Shares in online education services provider Wey Education (WEY:AIM) soared 11.1% to 40.5p as it said it expects to exceed market forecasts in both turnover and pre-tax profit for its year to 31 August.
In an update, the £53.5 million market cap company said the first four months of its financial year had seen trading ‘significantly ahead’ of budget and market expectations, with its services very much in demand during lockdown.
Its services are primarily aimed at schools and local authorities who need to provide alternative education services to children who find attending mainstream school difficult.
It also has a non-selective fee paying online secondary school called InterHigh, which provides live, interactive teaching of GCSEs, A Levels and some vocational courses.

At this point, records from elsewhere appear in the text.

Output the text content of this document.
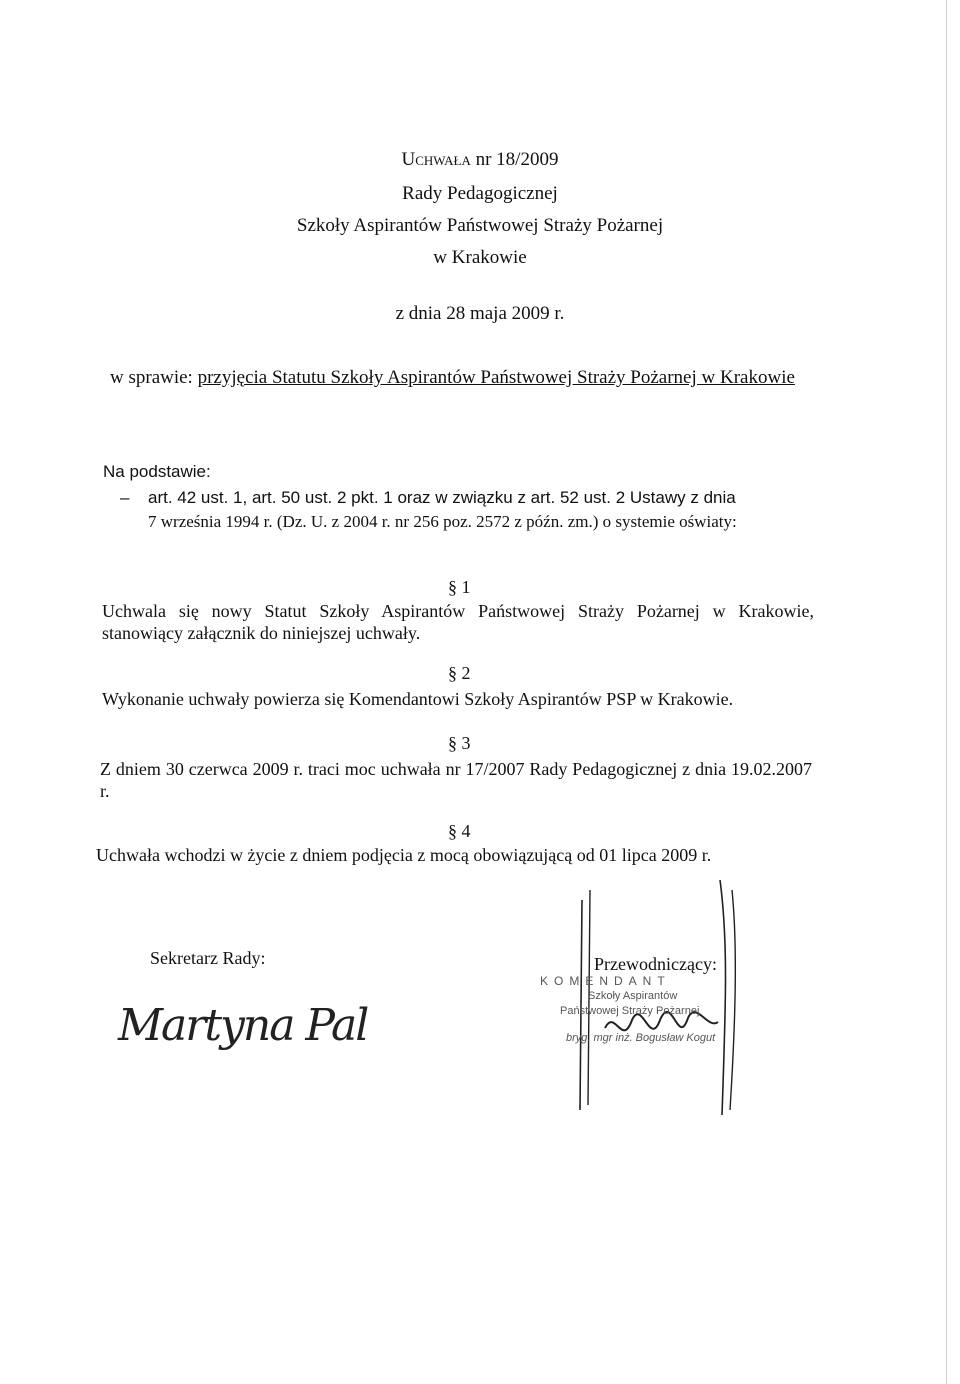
Uchwała nr 18/2009
Rady Pedagogicznej
Szkoły Aspirantów Państwowej Straży Pożarnej
w Krakowie
z dnia 28 maja 2009 r.
w sprawie: przyjęcia Statutu Szkoły Aspirantów Państwowej Straży Pożarnej w Krakowie
Na podstawie:
– art. 42 ust. 1, art. 50 ust. 2 pkt. 1 oraz w związku z art. 52 ust. 2 Ustawy z dnia
7 września 1994 r. (Dz. U. z 2004 r. nr 256 poz. 2572 z późn. zm.) o systemie oświaty:
§ 1
Uchwala się nowy Statut Szkoły Aspirantów Państwowej Straży Pożarnej w Krakowie, stanowiący załącznik do niniejszej uchwały.
§ 2
Wykonanie uchwały powierza się Komendantowi Szkoły Aspirantów PSP w Krakowie.
§ 3
Z dniem 30 czerwca 2009 r. traci moc uchwała nr 17/2007 Rady Pedagogicznej z dnia 19.02.2007 r.
§ 4
Uchwała wchodzi w życie z dniem podjęcia z mocą obowiązującą od 01 lipca 2009 r.
Sekretarz Rady:
Martyna Pal
Przewodniczący:
KOMENDANT
Szkoły Aspirantów
Państwowej Straży Pożarnej
bryg. mgr inż. Bogusław Kogut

The company’s shares have been on a roll in the past year and have almost trebled from the 13.5p mark they stood last January.
In its full year results to 31 August 2020 published in November, the firm reported a 38% rise in turnover to £8.4 million and swung to a £500,000 pre-tax profit compared to a £693,000 loss the previous year.
The firm said at the time that it’s outlook was ‘unequivocally optimistic’ and that the pandemic and subsequent changes in behavior ‘have presented yet further opportunities’.
WEY TO ‘CONTINUE INVESTING IN GROWTH’
In today’s update chairman Barrie Whipp said: ‘We are very pleased with the company's performance in the early part of the financial year which we envisage continuing during the rest of the year.
‘The board intends to continue investing in growth; this is not the time to consolidate, but to continue to push forward.’
Meanwhile, following a group structure and tax review, the company also reported that InterHigh will now charge VAT to its UK clients.
It said this change will also allow it to recover VAT on UK expenditure and ensure that future InterHigh profits are distributable.
ANALYST VIEW
Analysts at broker WH Ireland said: ‘Today’s announcement is one of the clearest indications yet of the momentum in the business.
‘The company continues to do more to grow its platform, present and future, and has highlighted an ongoing commitment to investing in the business to provide further support for future profit acceleration.
‘Nonetheless, despite this investment, the operating gearing is now clearly coming through.’
The analysts have upwardly revised their fair value estimate of the stock to 45p from 34p, equivalent to a 2022 EV/EBITDA multiple of 16.7 times.